Britain will be America’s pet peeve. But Europe’s future is at stake

The EU risks irrelevance if it does not seek a new purpose – and it will not find it in the power fantasy projected by the G7

Beneath the taut goodwill of the G7 summit lies a visceral fear: Joe Biden’s attempt to forge a democratic alliance to stem the authoritarian tide led by China and Russia will split the world in two, leaving Europe, betrayed by Boris Johnson’s treasonous Britain, to play the pig in the middle.

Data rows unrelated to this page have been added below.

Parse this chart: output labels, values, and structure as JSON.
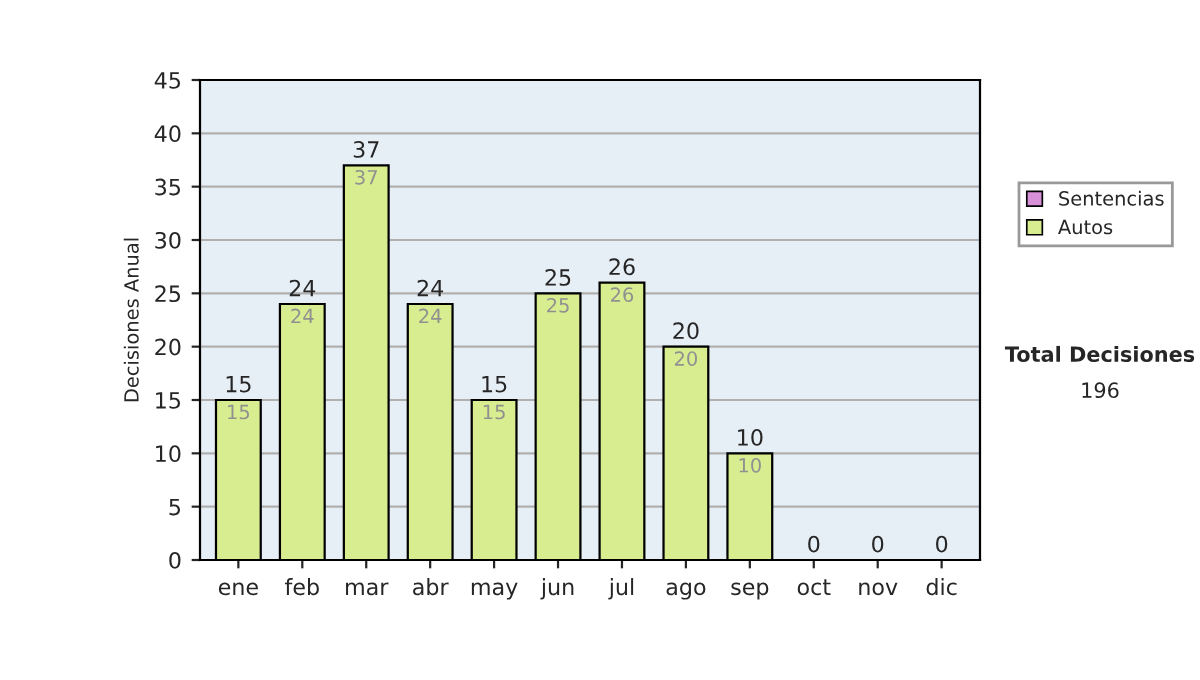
{
  "chart_data": {
    "type": "bar",
    "stacked": true,
    "categories": [
      "ene",
      "feb",
      "mar",
      "abr",
      "may",
      "jun",
      "jul",
      "ago",
      "sep",
      "oct",
      "nov",
      "dic"
    ],
    "series": [
      {
        "name": "Sentencias",
        "color": "#d890d8",
        "values": [
          0,
          0,
          0,
          0,
          0,
          0,
          0,
          0,
          0,
          0,
          0,
          0
        ]
      },
      {
        "name": "Autos",
        "color": "#d8ec90",
        "values": [
          15,
          24,
          37,
          24,
          15,
          25,
          26,
          20,
          10,
          0,
          0,
          0
        ],
        "value_labels": [
          "15",
          "24",
          "37",
          "24",
          "15",
          "25",
          "26",
          "20",
          "10",
          null,
          null,
          null
        ]
      }
    ],
    "totals": [
      "15",
      "24",
      "37",
      "24",
      "15",
      "25",
      "26",
      "20",
      "10",
      "0",
      "0",
      "0"
    ],
    "ylabel": "Decisiones Anual",
    "ylim": [
      0,
      45
    ],
    "yticks": [
      0,
      5,
      10,
      15,
      20,
      25,
      30,
      35,
      40,
      45
    ],
    "grid": "y",
    "legend": "right",
    "annotations": [
      "Total Decisiones",
      "196"
    ]
  }
}
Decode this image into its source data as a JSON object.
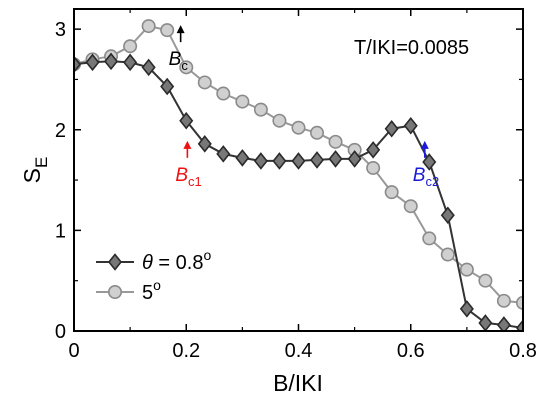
{
  "chart_data": {
    "type": "line",
    "title": "",
    "xlabel": "B/IKI",
    "ylabel": {
      "main": "S",
      "sub": "E"
    },
    "xlim": [
      0,
      0.8
    ],
    "ylim": [
      0,
      3.2
    ],
    "xticks": [
      0,
      0.2,
      0.4,
      0.6,
      0.8
    ],
    "xtick_labels": [
      "0",
      "0.2",
      "0.4",
      "0.6",
      "0.8"
    ],
    "yticks": [
      0,
      1,
      2,
      3
    ],
    "ytick_labels": [
      "0",
      "1",
      "2",
      "3"
    ],
    "grid": false,
    "legend_position": "bottom-left",
    "series": [
      {
        "legend": {
          "symbol": "θ",
          "text": " = 0.8",
          "sup": "o"
        },
        "marker": "diamond",
        "line_color": "#333333",
        "marker_fill": "#777777",
        "marker_edge": "#2a2a2a",
        "x": [
          0.0,
          0.033,
          0.066,
          0.1,
          0.133,
          0.166,
          0.2,
          0.233,
          0.266,
          0.3,
          0.333,
          0.366,
          0.4,
          0.433,
          0.466,
          0.5,
          0.533,
          0.566,
          0.6,
          0.633,
          0.666,
          0.7,
          0.733,
          0.766,
          0.8
        ],
        "y": [
          2.65,
          2.67,
          2.68,
          2.67,
          2.62,
          2.43,
          2.09,
          1.86,
          1.76,
          1.72,
          1.69,
          1.69,
          1.69,
          1.7,
          1.71,
          1.71,
          1.8,
          2.01,
          2.04,
          1.68,
          1.15,
          0.22,
          0.08,
          0.06,
          0.03
        ]
      },
      {
        "legend": {
          "symbol": "",
          "text": "5",
          "sup": "o"
        },
        "marker": "circle",
        "line_color": "#999999",
        "marker_fill": "#d0d0d0",
        "marker_edge": "#8a8a8a",
        "x": [
          0.0,
          0.033,
          0.066,
          0.1,
          0.133,
          0.166,
          0.2,
          0.233,
          0.266,
          0.3,
          0.333,
          0.366,
          0.4,
          0.433,
          0.466,
          0.5,
          0.533,
          0.566,
          0.6,
          0.633,
          0.666,
          0.7,
          0.733,
          0.766,
          0.8
        ],
        "y": [
          2.65,
          2.7,
          2.73,
          2.83,
          3.03,
          2.99,
          2.62,
          2.47,
          2.36,
          2.28,
          2.2,
          2.09,
          2.02,
          1.97,
          1.88,
          1.8,
          1.62,
          1.38,
          1.24,
          0.92,
          0.76,
          0.61,
          0.5,
          0.3,
          0.28
        ]
      }
    ],
    "text_annotation": "T/IKI=0.0085",
    "annotations": [
      {
        "base": "B",
        "sub": "c",
        "x": 0.19,
        "y": 3.0,
        "label_color": "#000000",
        "arrow_color": "#000000"
      },
      {
        "base": "B",
        "sub": "c1",
        "x": 0.202,
        "y": 1.85,
        "label_color": "#ee1111",
        "arrow_color": "#ee1111"
      },
      {
        "base": "B",
        "sub": "c2",
        "x": 0.625,
        "y": 1.85,
        "label_color": "#1a1ad8",
        "arrow_color": "#1a1ad8"
      }
    ]
  }
}
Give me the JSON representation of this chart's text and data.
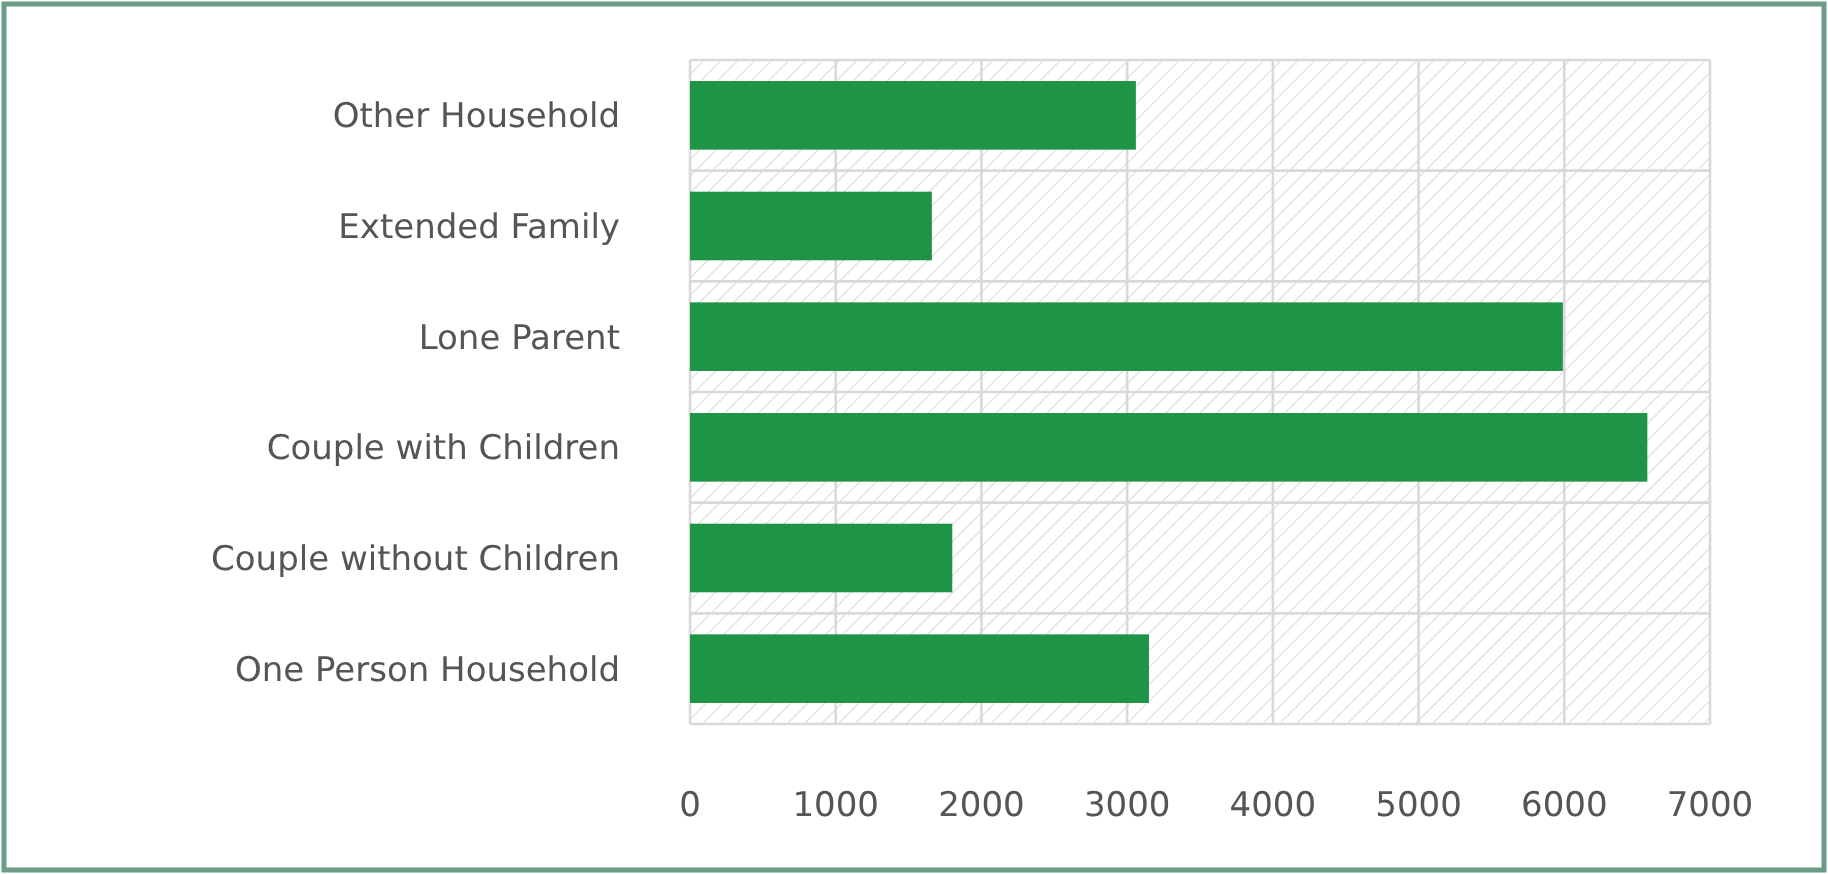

Despite public applause for Biden’s key message – that the US is “back” after Donald Trump’s xenophobic hyper-nationalism – European leaders seem far from convinced. They fear that the EU could be dragged into a second, borderless cold war and that Biden, who will turn 82 in 2024, could be ousted by a “belligerent” Trump or his clone.

The message for Europe, with which Johnson enthusiastically embraced Biden and America at the weekend, was clear. Like a whipped bulldog craving favour, Brexit Britain will be Washington’s obedient, needy pet. Johnson is no Winston Churchill. But, like Churchill in 1941, he is desperate for US support.

Biden will seek to hold the transatlantic alliance together, which for him means all European democracies, including Britain. But the anti-European trajectory of the Johnson government, evident in the latest dispute with Brussels over Northern Ireland, threatens his vision.

Last week’s decisive preemptive intervention by senior US officials suggests that London will eventually be forced to compromise, if only because Johnson would not dare jeopardise the wider relationship with the US. Nevertheless, the antagonism between the UK and the EU looks set to deepen. In the future, Biden will have to tighten the leash again.

Fears about Europe’s future in a hostile world are reflected in a new comprehensive survey of EU states conducted by the European Council on Foreign Relations. It reveals what its authors call “a widespread lack of confidence in the ability of the United States to return as the leader of the West”. Most Europeans believe that America’s political system is broken.

In addition, although the public wants the EU to do more, confidence that it will do so is low – not least because of its mistakes in Covid-19. “Disillusionment with EU institutions has emerged from the periphery and become mainstream,” notes ECFR.

In France, Emmanuel Macron, who has no illusions about Johnson or US altruism, regularly calls for European integration financially, economically and militarily. However, the president’s eloquence has not helped him at home, where last week he received a literal slap in the face. In any case, he is increasingly distracted by the uphill battle for re-election in 2022.

In Italy, the rise and rise of far-right parties such as the Italian Brotherhood, fed by fears of immigration, is inspiring ultra-nationalists, xenophobes and bigots everywhere. Brothers leader Georgia Meloni’s ideas about identity and globalist conspiracies make her a natural ally of Trump rather than Biden or Brussels.

Meanwhile, those looking for strong EU leadership are looking for it in vain. If the union were a real democracy, Ursula von der Leyen, the commission chair, would have been ousted over the vaccine fiasco. But that is not how the EU works, and that is part of the problem.

Europe has a choice: be an independent player on the world stage – or risk becoming a quaint cultural museum for Chinese tourists and the subject of jokes by Trump and Johnson.